When was the last time you walked into the grocery store and no one was in line? But later, when you went to pay for your groceries, the checkout line is packed.
When the lines are long, maybe the store will open additional checkout lanes or maybe a bagger will come help so customers move through the lines quicker. Either way you like the stores that can get you in and out fast because your time is valuable.
Using a stretch wrapper can be similar to waiting in line at the grocery. You must be equipped to deal with ebbs and flows. Maybe your operators stage pallets all day, and right before the end of their shift they need to wrap many loads in a short period of time.
If you don’t use a stretch wrapper that can handle enough loads per hour, your operators may experience bottlenecks and late shipments.
When you’re looking for a stretch wrapper, know when and how often you’re going to use it. Consider your peak production instead of your average production, and make your decision based on your unique situation.

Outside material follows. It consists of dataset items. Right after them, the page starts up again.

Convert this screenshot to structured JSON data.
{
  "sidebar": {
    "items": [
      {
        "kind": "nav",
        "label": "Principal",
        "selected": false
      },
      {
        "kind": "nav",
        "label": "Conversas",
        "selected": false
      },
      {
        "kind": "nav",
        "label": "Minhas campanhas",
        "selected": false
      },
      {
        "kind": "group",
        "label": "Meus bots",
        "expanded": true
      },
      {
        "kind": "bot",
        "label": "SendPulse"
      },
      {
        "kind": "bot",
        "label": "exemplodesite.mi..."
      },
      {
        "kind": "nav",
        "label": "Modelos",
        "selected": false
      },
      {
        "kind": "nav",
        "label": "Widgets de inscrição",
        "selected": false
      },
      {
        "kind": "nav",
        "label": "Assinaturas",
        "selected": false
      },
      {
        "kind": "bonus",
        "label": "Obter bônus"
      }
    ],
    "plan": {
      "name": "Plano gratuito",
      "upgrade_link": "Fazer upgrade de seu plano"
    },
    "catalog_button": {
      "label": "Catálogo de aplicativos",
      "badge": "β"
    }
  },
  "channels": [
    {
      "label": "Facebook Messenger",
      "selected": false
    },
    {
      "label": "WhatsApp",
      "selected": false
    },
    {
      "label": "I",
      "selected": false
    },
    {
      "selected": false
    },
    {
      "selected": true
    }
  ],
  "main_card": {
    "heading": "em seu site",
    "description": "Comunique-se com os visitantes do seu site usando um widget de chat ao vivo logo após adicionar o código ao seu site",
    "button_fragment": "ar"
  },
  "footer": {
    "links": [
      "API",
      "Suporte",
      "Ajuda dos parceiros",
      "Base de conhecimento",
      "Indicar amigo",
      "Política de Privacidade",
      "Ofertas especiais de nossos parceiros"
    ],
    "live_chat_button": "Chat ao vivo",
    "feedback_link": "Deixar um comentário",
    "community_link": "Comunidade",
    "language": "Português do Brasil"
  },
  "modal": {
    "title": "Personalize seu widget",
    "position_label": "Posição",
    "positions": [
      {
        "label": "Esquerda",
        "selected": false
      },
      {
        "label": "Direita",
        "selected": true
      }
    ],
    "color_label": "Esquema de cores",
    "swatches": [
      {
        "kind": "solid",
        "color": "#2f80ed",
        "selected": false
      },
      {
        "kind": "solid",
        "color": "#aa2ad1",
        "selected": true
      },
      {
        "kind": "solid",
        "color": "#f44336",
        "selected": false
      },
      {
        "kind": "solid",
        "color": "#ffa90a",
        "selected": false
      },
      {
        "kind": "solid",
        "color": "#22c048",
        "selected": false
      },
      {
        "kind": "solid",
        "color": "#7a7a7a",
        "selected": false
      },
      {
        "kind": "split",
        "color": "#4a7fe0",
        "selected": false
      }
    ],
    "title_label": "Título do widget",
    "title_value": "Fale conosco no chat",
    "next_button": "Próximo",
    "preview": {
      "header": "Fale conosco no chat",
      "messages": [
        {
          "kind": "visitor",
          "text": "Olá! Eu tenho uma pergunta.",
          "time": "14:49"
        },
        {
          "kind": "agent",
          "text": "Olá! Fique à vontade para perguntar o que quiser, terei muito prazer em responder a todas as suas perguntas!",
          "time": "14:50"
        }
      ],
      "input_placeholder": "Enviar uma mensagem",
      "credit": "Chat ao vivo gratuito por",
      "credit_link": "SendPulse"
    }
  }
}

Most semi-automatic stretch wrappers can handle about 15 to 20 loads per hour. But high speed automatic machines can handle up to 200 loads per hour. Conveyors can also feed loads into the wrap area and move loads from it, helping reduce bottlenecks associated with transporting loads to and from the machine.
If you don’t think the volume during your busiest hour justifies an automatic stretch wrapper, consider multiple semi-automatics or ones with features that increase productivity. For example, a great productivity feature is a remote control that lets the operator start the machine while on the forklift, eliminating about two minutes of labor associated with getting on and off the forklift to operate the machine.
Waiting in line can be frustrating. And so is waiting to wrap loads. While you may not be able to avoid long lines at the grocery, you can avoid the long line to use a stretch wrapper. When you know your peak volume, you can make choices based on your exact needs.
This post was published on April 6, 2016 and updated on September 13, 2017.